Dziś siedzę w domu cały dzień. Planuję posprzątać w kuchni. Chcę wyrzucić, a wcześniej przebrać nakrętki do słoików. Mam całą szufladę w tym część zardzewialych. To praca bardzo mozolna i nudna, bo nakrętek dużo. Każdą trzeba wziąć do ręki i obejrzeć. Jeśli to zrobię do końca, to będę zadowolona. :)
Będzie też nauka. Z matematyki będzie siedzenie nad funkcjami. Do tego rosyjski i angielski.

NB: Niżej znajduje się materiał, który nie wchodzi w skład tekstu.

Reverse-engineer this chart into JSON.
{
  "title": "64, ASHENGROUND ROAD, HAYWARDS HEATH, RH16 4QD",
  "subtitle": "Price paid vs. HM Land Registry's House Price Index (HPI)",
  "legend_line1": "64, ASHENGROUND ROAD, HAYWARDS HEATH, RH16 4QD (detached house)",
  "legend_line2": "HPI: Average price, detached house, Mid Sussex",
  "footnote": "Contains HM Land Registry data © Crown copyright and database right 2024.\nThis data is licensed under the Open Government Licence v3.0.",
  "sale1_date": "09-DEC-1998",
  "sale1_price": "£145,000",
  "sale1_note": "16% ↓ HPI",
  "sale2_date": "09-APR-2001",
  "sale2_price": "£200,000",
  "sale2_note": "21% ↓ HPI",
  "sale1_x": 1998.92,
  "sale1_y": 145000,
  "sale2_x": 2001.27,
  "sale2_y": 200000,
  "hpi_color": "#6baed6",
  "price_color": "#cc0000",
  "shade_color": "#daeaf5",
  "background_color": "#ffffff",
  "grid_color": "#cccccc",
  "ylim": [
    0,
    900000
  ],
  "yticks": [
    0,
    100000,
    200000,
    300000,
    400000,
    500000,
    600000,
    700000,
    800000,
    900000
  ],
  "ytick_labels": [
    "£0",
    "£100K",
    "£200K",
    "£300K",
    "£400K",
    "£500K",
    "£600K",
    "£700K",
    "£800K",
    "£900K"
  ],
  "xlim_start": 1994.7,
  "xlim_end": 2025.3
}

Będzie praca na portalu. Dodatkowo mam usługę łączoną na trzy miesiące. To tarot na 4 dziedziny-praca, uczucie, zdrowie, finanse plus horoskop- tranzyty. Cena to tylko 80 zł, a można zaplanować nadchodzace miesiące, bo wiadomo czego można sie spodziewać. Klientki często o to ostatnio proszą, bo jest duża sprawdzalność. Na portalu mam rozkład partnerski z dopasowaniem astrologicznym. On mówi wszystko. Widać też przyszłość relacji i znajomości. Nieraz jest tak, że znajomość moze się skończyć ślubem, ale wszystko sie rozpadnie i znajomość się zakończy. Nieraz jest tak, ze znajomość przetrwa, ale nie związek.

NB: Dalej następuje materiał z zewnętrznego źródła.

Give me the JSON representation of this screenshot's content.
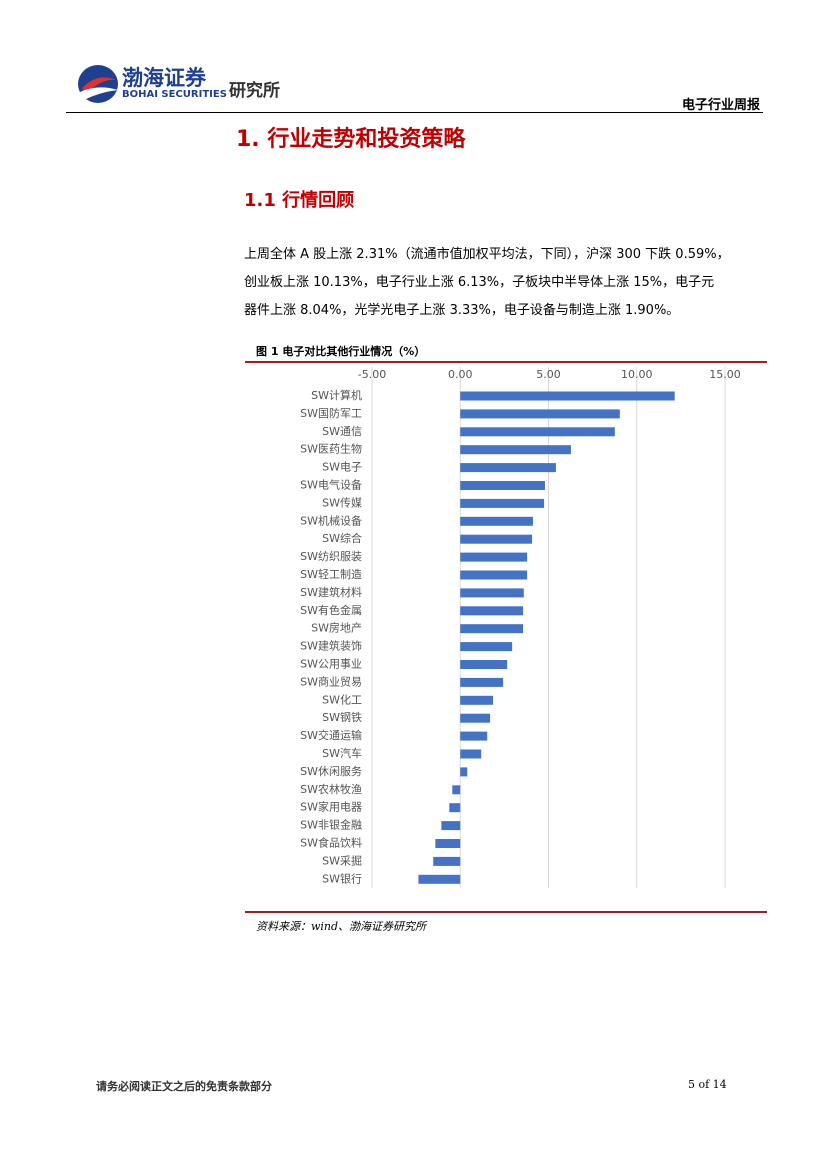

Ostatnio zdałam sobie sprawę, ze minęło 40 lat odkąd zajmuję sie ezoteryką. Miałam w tym duze wsparcie ze strony rodziców. Były kupowane podwójne książki. W wieku 17 lat dostalam od mamy pierwsze wahadełko i karty tarota. W zasadzie wrożby interesowały mnie juz wcześniej. Jeszcze w podstawówce probowałam wrózyć kartami klasycznymi. Wtedy tez zainteresowała mnie astrologia. Po 20-stce kupiłam profesjonalne książki astrologiczne i zaczęłam robić horoskopy. Liczenie było mozolne. Teraz liczy komputer. Nigdy jednak nie przypuszczałam wtedy, że ezoteryka stanie sie moim zawodem. Później pokończyłam kursy. Były dwa tarota i kurs kart lenormand. Był warsztat u szepuchy z Podlasia. Były inicjacje Reiki w tym na Mistrza Reiki. Była inicjacja w Engel- ki. To inicjacja anielska. Był kurs I stopnia uzdrawiania pranicznego.

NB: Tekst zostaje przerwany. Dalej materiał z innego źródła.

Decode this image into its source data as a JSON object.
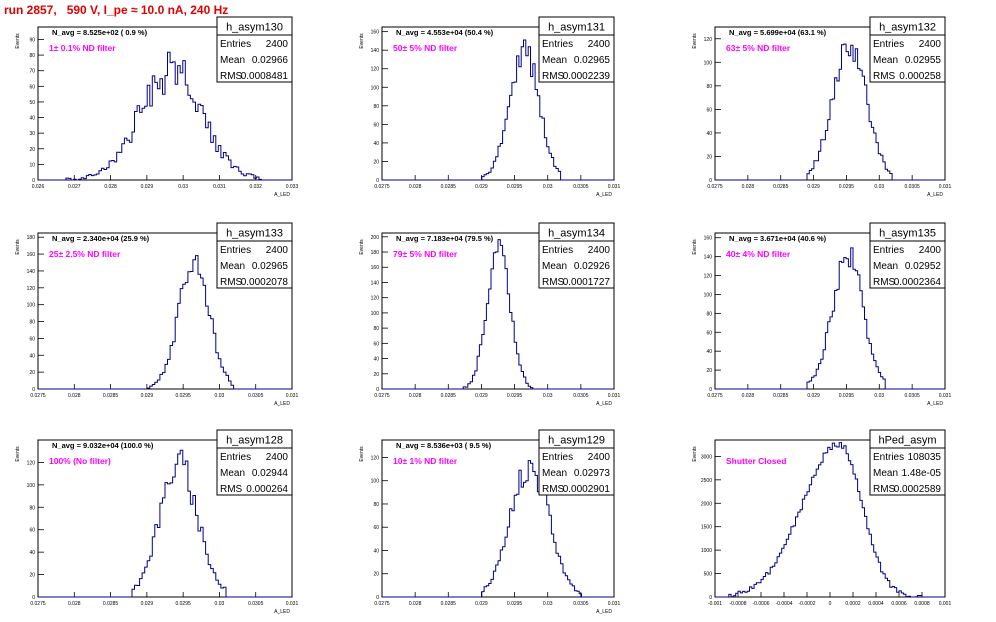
{
  "header": {
    "title": "run 2857,   590 V, I_pe ≈ 10.0 nA, 240 Hz"
  },
  "stats_labels": {
    "entries": "Entries",
    "mean": "Mean",
    "rms": "RMS"
  },
  "colors": {
    "histogram_line": "#00008b",
    "annotation": "#ff00ff",
    "title": "#e00000",
    "frame": "#000000"
  },
  "chart_data": [
    {
      "type": "histogram",
      "name": "h_asym130",
      "navg": "N_avg = 8.525e+02 ( 0.9 %)",
      "filter": "1± 0.1% ND filter",
      "entries": "2400",
      "mean": "0.02966",
      "rms": "0.0008481",
      "xlabel": "A_LED",
      "ylabel": "Events",
      "xlim": [
        0.026,
        0.033
      ],
      "ylim": [
        0,
        98
      ],
      "xticks": [
        0.026,
        0.027,
        0.028,
        0.029,
        0.03,
        0.031,
        0.032,
        0.033
      ],
      "xtick_labels": [
        "0.026",
        "0.027",
        "0.028",
        "0.029",
        "0.03",
        "0.031",
        "0.032",
        "0.033"
      ],
      "yticks": [
        0,
        10,
        20,
        30,
        40,
        50,
        60,
        70,
        80,
        90
      ],
      "ytick_labels": [
        "0",
        "10",
        "20",
        "30",
        "40",
        "50",
        "60",
        "70",
        "80",
        "90"
      ],
      "shape": {
        "mu": 0.02966,
        "sigma": 0.00085,
        "peak": 70,
        "noise": 0.22,
        "xmin": 0.0268,
        "xmax": 0.0322,
        "seed": 130
      }
    },
    {
      "type": "histogram",
      "name": "h_asym131",
      "navg": "N_avg = 4.553e+04 (50.4 %)",
      "filter": "50± 5% ND filter",
      "entries": "2400",
      "mean": "0.02965",
      "rms": "0.0002239",
      "xlabel": "A_LED",
      "ylabel": "Events",
      "xlim": [
        0.0275,
        0.031
      ],
      "ylim": [
        0,
        165
      ],
      "xticks": [
        0.0275,
        0.028,
        0.0285,
        0.029,
        0.0295,
        0.03,
        0.0305,
        0.031
      ],
      "xtick_labels": [
        "0.0275",
        "0.028",
        "0.0285",
        "0.029",
        "0.0295",
        "0.03",
        "0.0305",
        "0.031"
      ],
      "yticks": [
        0,
        20,
        40,
        60,
        80,
        100,
        120,
        140,
        160
      ],
      "ytick_labels": [
        "0",
        "20",
        "40",
        "60",
        "80",
        "100",
        "120",
        "140",
        "160"
      ],
      "shape": {
        "mu": 0.02965,
        "sigma": 0.000224,
        "peak": 140,
        "noise": 0.1,
        "xmin": 0.029,
        "xmax": 0.0302,
        "seed": 131
      }
    },
    {
      "type": "histogram",
      "name": "h_asym132",
      "navg": "N_avg = 5.699e+04 (63.1 %)",
      "filter": "63± 5% ND filter",
      "entries": "2400",
      "mean": "0.02955",
      "rms": "0.000258",
      "xlabel": "A_LED",
      "ylabel": "Events",
      "xlim": [
        0.0275,
        0.031
      ],
      "ylim": [
        0,
        130
      ],
      "xticks": [
        0.0275,
        0.028,
        0.0285,
        0.029,
        0.0295,
        0.03,
        0.0305,
        0.031
      ],
      "xtick_labels": [
        "0.0275",
        "0.028",
        "0.0285",
        "0.029",
        "0.0295",
        "0.03",
        "0.0305",
        "0.031"
      ],
      "yticks": [
        0,
        20,
        40,
        60,
        80,
        100,
        120
      ],
      "ytick_labels": [
        "0",
        "20",
        "40",
        "60",
        "80",
        "100",
        "120"
      ],
      "shape": {
        "mu": 0.02955,
        "sigma": 0.000258,
        "peak": 115,
        "noise": 0.1,
        "xmin": 0.0289,
        "xmax": 0.0302,
        "seed": 132
      }
    },
    {
      "type": "histogram",
      "name": "h_asym133",
      "navg": "N_avg = 2.340e+04 (25.9 %)",
      "filter": "25± 2.5% ND filter",
      "entries": "2400",
      "mean": "0.02965",
      "rms": "0.0002078",
      "xlabel": "A_LED",
      "ylabel": "Events",
      "xlim": [
        0.0275,
        0.031
      ],
      "ylim": [
        0,
        185
      ],
      "xticks": [
        0.0275,
        0.028,
        0.0285,
        0.029,
        0.0295,
        0.03,
        0.0305,
        0.031
      ],
      "xtick_labels": [
        "0.0275",
        "0.028",
        "0.0285",
        "0.029",
        "0.0295",
        "0.03",
        "0.0305",
        "0.031"
      ],
      "yticks": [
        0,
        20,
        40,
        60,
        80,
        100,
        120,
        140,
        160,
        180
      ],
      "ytick_labels": [
        "0",
        "20",
        "40",
        "60",
        "80",
        "100",
        "120",
        "140",
        "160",
        "180"
      ],
      "shape": {
        "mu": 0.02965,
        "sigma": 0.000208,
        "peak": 155,
        "noise": 0.1,
        "xmin": 0.029,
        "xmax": 0.0302,
        "seed": 133
      }
    },
    {
      "type": "histogram",
      "name": "h_asym134",
      "navg": "N_avg = 7.183e+04 (79.5 %)",
      "filter": "79± 5% ND filter",
      "entries": "2400",
      "mean": "0.02926",
      "rms": "0.0001727",
      "xlabel": "A_LED",
      "ylabel": "Events",
      "xlim": [
        0.0275,
        0.031
      ],
      "ylim": [
        0,
        205
      ],
      "xticks": [
        0.0275,
        0.028,
        0.0285,
        0.029,
        0.0295,
        0.03,
        0.0305,
        0.031
      ],
      "xtick_labels": [
        "0.0275",
        "0.028",
        "0.0285",
        "0.029",
        "0.0295",
        "0.03",
        "0.0305",
        "0.031"
      ],
      "yticks": [
        0,
        20,
        40,
        60,
        80,
        100,
        120,
        140,
        160,
        180,
        200
      ],
      "ytick_labels": [
        "0",
        "20",
        "40",
        "60",
        "80",
        "100",
        "120",
        "140",
        "160",
        "180",
        "200"
      ],
      "shape": {
        "mu": 0.02926,
        "sigma": 0.000173,
        "peak": 185,
        "noise": 0.08,
        "xmin": 0.0287,
        "xmax": 0.0298,
        "seed": 134
      }
    },
    {
      "type": "histogram",
      "name": "h_asym135",
      "navg": "N_avg = 3.671e+04 (40.6 %)",
      "filter": "40± 4% ND filter",
      "entries": "2400",
      "mean": "0.02952",
      "rms": "0.0002364",
      "xlabel": "A_LED",
      "ylabel": "Events",
      "xlim": [
        0.0275,
        0.031
      ],
      "ylim": [
        0,
        165
      ],
      "xticks": [
        0.0275,
        0.028,
        0.0285,
        0.029,
        0.0295,
        0.03,
        0.0305,
        0.031
      ],
      "xtick_labels": [
        "0.0275",
        "0.028",
        "0.0285",
        "0.029",
        "0.0295",
        "0.03",
        "0.0305",
        "0.031"
      ],
      "yticks": [
        0,
        20,
        40,
        60,
        80,
        100,
        120,
        140,
        160
      ],
      "ytick_labels": [
        "0",
        "20",
        "40",
        "60",
        "80",
        "100",
        "120",
        "140",
        "160"
      ],
      "shape": {
        "mu": 0.02952,
        "sigma": 0.000236,
        "peak": 140,
        "noise": 0.1,
        "xmin": 0.0289,
        "xmax": 0.0301,
        "seed": 135
      }
    },
    {
      "type": "histogram",
      "name": "h_asym128",
      "navg": "N_avg = 9.032e+04 (100.0 %)",
      "filter": "100% (No filter)",
      "entries": "2400",
      "mean": "0.02944",
      "rms": "0.000264",
      "xlabel": "A_LED",
      "ylabel": "Events",
      "xlim": [
        0.0275,
        0.031
      ],
      "ylim": [
        0,
        140
      ],
      "xticks": [
        0.0275,
        0.028,
        0.0285,
        0.029,
        0.0295,
        0.03,
        0.0305,
        0.031
      ],
      "xtick_labels": [
        "0.0275",
        "0.028",
        "0.0285",
        "0.029",
        "0.0295",
        "0.03",
        "0.0305",
        "0.031"
      ],
      "yticks": [
        0,
        20,
        40,
        60,
        80,
        100,
        120
      ],
      "ytick_labels": [
        "0",
        "20",
        "40",
        "60",
        "80",
        "100",
        "120"
      ],
      "shape": {
        "mu": 0.02944,
        "sigma": 0.000264,
        "peak": 118,
        "noise": 0.12,
        "xmin": 0.0288,
        "xmax": 0.0301,
        "seed": 128
      }
    },
    {
      "type": "histogram",
      "name": "h_asym129",
      "navg": "N_avg = 8.536e+03 ( 9.5 %)",
      "filter": "10± 1% ND filter",
      "entries": "2400",
      "mean": "0.02973",
      "rms": "0.0002901",
      "xlabel": "A_LED",
      "ylabel": "Events",
      "xlim": [
        0.0275,
        0.031
      ],
      "ylim": [
        0,
        135
      ],
      "xticks": [
        0.0275,
        0.028,
        0.0285,
        0.029,
        0.0295,
        0.03,
        0.0305,
        0.031
      ],
      "xtick_labels": [
        "0.0275",
        "0.028",
        "0.0285",
        "0.029",
        "0.0295",
        "0.03",
        "0.0305",
        "0.031"
      ],
      "yticks": [
        0,
        20,
        40,
        60,
        80,
        100,
        120
      ],
      "ytick_labels": [
        "0",
        "20",
        "40",
        "60",
        "80",
        "100",
        "120"
      ],
      "shape": {
        "mu": 0.02973,
        "sigma": 0.00029,
        "peak": 112,
        "noise": 0.14,
        "xmin": 0.029,
        "xmax": 0.0305,
        "seed": 129
      }
    },
    {
      "type": "histogram",
      "name": "hPed_asym",
      "navg": "",
      "filter": "Shutter Closed",
      "entries": "108035",
      "mean": "1.48e-05",
      "rms": "0.0002589",
      "xlabel": "",
      "ylabel": "Events",
      "xlim": [
        -0.001,
        0.001
      ],
      "ylim": [
        0,
        3350
      ],
      "xticks": [
        -0.001,
        -0.0008,
        -0.0006,
        -0.0004,
        -0.0002,
        0,
        0.0002,
        0.0004,
        0.0006,
        0.0008,
        0.001
      ],
      "xtick_labels": [
        "-0.001",
        "-0.0008",
        "-0.0006",
        "-0.0004",
        "-0.0002",
        "0",
        "0.0002",
        "0.0004",
        "0.0006",
        "0.0008",
        "0.001"
      ],
      "yticks": [
        0,
        500,
        1000,
        1500,
        2000,
        2500,
        3000
      ],
      "ytick_labels": [
        "0",
        "500",
        "1000",
        "1500",
        "2000",
        "2500",
        "3000"
      ],
      "shape": {
        "mu": 8e-05,
        "sigma": 0.00026,
        "sigma_left": 0.00032,
        "sigma_right": 0.0002,
        "peak": 3250,
        "noise": 0.015,
        "xmin": -0.00088,
        "xmax": 0.00082,
        "seed": 200
      }
    }
  ]
}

Fryzura zrobiona i cieszy mnie. Kosmetyki do makijażu kupione - cień i tusz do rzęs. Cień na kreski, a nie na powieki. Na usta tylko blyszczyk lub pomadka ochronna. Zawsze akcentowalam oczy, a nie usta. Teraz czas na ciało. Niestety idzie opornie. Mam odstępstwa typu wino, ciastka, bo Krzysek mnie kusi. Jest postęp, bo nie jem juz pieczywa.